Saudi Arabian starlets hoping the latest spin-off of the popular Got Talent franchise will launch their careers are likely to be disappointed, with both women and music strictly banned from proceedings.
The oasis city of Buraydah in the conservative kingdom's north has jumped on the popular format, but as a centre for Wahhabism – the austere branch of Islam which is dominant in Saudi Arabia – Buraydah's Got Talent is unlikely to discover the country's equivalent of Susan Boyle, who was runner-up of ITV1's Britain's Got Talent.
Millions across the region are already following Arabs Got Talent, the Middle East's official spin-off of Simon Cowell's popular franchise, stars of which include 18-year-old Emirati singer Shamma Hamdan, who has caused a stir with her masculine attire and decision to appear without a headscarf. Buraydah's version will be notably more muted. "Do you have a talent, or a skill, or a beautiful voice?" the promotional material reads, before specifying that only men are eligible to join and musical accompaniment, singing and dancing is banned.

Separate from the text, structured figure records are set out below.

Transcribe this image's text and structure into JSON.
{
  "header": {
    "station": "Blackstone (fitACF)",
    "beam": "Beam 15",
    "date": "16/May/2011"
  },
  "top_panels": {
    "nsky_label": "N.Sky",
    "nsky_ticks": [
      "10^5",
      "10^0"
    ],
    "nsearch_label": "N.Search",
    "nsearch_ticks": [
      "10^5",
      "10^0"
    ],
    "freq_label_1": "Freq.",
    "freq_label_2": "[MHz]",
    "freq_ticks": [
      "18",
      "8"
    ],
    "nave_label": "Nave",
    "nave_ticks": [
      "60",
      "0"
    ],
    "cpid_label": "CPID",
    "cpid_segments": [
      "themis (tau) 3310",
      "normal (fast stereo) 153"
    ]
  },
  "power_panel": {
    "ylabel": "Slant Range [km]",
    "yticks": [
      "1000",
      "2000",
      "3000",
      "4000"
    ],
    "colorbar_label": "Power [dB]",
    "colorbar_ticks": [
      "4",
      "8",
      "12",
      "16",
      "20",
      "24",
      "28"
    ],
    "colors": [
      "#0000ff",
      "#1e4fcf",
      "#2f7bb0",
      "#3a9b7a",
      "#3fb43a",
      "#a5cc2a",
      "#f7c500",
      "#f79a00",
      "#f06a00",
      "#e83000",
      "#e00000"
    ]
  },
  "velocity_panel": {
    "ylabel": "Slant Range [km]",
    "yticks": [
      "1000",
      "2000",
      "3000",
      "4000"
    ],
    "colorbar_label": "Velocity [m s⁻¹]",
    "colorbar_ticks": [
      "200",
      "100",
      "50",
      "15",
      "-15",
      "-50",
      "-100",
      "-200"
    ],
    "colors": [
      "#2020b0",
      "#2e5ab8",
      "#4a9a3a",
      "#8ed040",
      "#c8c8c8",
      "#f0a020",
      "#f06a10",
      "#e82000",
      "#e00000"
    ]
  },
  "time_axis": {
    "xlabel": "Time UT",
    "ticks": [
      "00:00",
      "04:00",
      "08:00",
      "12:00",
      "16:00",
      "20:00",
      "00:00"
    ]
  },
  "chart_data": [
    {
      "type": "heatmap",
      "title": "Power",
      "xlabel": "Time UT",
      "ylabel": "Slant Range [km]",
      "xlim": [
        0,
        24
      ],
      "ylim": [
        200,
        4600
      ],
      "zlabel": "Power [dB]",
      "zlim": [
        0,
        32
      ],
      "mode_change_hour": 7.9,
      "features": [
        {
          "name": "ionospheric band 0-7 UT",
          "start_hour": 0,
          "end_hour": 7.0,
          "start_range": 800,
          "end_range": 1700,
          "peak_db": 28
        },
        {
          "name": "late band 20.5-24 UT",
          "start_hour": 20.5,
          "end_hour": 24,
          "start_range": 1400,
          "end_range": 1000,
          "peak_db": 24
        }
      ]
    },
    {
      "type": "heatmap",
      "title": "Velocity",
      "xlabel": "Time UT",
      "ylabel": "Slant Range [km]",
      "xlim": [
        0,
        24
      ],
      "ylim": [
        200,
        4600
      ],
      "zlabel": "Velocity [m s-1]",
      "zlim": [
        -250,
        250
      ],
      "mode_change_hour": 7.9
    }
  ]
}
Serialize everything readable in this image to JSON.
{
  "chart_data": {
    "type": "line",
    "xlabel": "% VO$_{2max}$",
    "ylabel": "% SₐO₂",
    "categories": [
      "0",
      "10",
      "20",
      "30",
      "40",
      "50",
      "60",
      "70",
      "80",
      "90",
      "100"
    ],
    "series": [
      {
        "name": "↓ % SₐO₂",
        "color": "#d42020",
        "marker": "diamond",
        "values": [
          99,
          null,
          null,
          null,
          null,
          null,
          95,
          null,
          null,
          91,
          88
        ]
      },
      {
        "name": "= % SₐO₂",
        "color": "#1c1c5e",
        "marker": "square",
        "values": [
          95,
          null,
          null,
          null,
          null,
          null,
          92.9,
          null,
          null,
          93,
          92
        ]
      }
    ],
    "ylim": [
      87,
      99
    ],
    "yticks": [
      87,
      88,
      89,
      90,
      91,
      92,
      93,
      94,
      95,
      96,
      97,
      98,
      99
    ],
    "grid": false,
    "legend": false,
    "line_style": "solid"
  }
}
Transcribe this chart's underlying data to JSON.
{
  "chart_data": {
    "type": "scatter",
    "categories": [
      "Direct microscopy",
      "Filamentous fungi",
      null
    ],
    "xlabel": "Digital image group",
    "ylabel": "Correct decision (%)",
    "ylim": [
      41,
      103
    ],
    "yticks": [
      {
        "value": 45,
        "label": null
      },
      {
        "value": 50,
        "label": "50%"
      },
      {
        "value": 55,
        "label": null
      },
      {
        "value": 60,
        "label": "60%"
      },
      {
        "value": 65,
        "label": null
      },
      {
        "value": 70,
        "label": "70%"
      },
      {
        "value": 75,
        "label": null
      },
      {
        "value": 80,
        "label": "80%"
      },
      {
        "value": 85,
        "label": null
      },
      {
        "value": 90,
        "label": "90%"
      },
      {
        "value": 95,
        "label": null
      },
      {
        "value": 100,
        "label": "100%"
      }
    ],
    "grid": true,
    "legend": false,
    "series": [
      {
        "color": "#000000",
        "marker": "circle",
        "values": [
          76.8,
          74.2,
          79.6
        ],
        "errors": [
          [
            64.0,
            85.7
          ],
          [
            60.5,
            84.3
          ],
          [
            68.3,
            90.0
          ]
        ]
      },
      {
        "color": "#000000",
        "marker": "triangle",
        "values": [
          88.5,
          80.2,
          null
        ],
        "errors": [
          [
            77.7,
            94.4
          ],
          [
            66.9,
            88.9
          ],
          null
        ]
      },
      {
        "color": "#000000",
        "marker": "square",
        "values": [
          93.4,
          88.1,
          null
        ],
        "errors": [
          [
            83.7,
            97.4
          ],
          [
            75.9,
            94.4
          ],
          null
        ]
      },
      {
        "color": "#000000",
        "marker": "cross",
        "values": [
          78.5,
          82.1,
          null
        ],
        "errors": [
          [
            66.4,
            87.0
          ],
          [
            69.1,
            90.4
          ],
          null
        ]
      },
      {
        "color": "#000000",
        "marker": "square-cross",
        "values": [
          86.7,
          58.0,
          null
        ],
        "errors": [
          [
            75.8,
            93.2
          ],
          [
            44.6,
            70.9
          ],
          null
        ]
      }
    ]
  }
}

Competitors will be permitted to show off their talents in religious chanting, poetry and sporting feats, the pan-Arab daily Al Hayat reported. Organised by a local internet forum, the competition will take place in an outside arena in front of a jury comprised of a local poet, a television producer and presenters, event organiser Jalawi al-Shakair told the newspaper.
Since Arabs Got Talent, which is aired on Dubai-based satellite channel MBC4, it has been hard to avoid in the region, its live shows are played in coffee shops from Cairo to Beirut. It is one of 39 spin-offs of the format across the globe and was won last year by an Egyptian satirical poet Amr Katamesh, who took home 500,000 Saudi riyals (£85,950) and a Chevrolet car.